Value-Add Propositions of Older Buildings Can Offset Risk 

“There’s an opportunity for investors to acquire vacant office buildings, structure the repurposing, and establish new operators,” says Bour. “They can then offer assets to the market with, say, a decade of secure cash flow, something which is currently in high demand—and many large investors are creating diversified funds for this type of operation.”

Final Thoughts

Repurposing office buildings offers opportunities for both smaller residential and more prominent commercial investors. For owners of small multifamily buildings, a big city’s ongoing healthy social and financial ecosystem means a plentiful supply of tenants, the upkeep of essential services, and increasing housing values.

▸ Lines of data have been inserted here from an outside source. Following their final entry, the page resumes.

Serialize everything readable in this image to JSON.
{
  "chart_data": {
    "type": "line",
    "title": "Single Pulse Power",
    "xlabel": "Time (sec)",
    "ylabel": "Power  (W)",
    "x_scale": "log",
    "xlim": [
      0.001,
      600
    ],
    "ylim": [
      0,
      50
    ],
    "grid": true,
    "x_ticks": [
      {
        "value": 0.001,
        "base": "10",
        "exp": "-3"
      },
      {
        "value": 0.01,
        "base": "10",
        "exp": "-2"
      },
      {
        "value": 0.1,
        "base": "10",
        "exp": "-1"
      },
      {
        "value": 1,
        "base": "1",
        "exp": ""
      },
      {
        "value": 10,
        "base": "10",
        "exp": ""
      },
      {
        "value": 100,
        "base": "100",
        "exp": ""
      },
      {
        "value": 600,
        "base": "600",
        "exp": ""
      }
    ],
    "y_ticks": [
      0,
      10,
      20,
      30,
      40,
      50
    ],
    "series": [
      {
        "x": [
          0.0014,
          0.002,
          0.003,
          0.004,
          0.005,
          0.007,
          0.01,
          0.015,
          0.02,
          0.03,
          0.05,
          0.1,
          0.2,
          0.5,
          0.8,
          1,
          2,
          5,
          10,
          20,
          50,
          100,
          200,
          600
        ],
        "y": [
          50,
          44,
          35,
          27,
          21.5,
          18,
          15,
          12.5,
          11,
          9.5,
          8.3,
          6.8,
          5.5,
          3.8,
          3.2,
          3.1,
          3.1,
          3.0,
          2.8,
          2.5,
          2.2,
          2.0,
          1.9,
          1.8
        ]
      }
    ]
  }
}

For passive investors, the supply of new condos to the market offers the opportunity to invest in a hands-off, appreciating asset. Depending on your city’s short-term rental rules, this asset could be used as an Airbnb, allowing you to stay in your residence when you are in town.

For larger-scale investors and syndications, the myriad of potential adaptive uses for older office buildings means that not only will there be financial benefits for a value-added proposition, but also the chance to choose a future-proof, in-demand business such as a data center that is not tenant-dependent and thus less risky than relying on constant upkeep, monthly rents, and high occupancy numbers.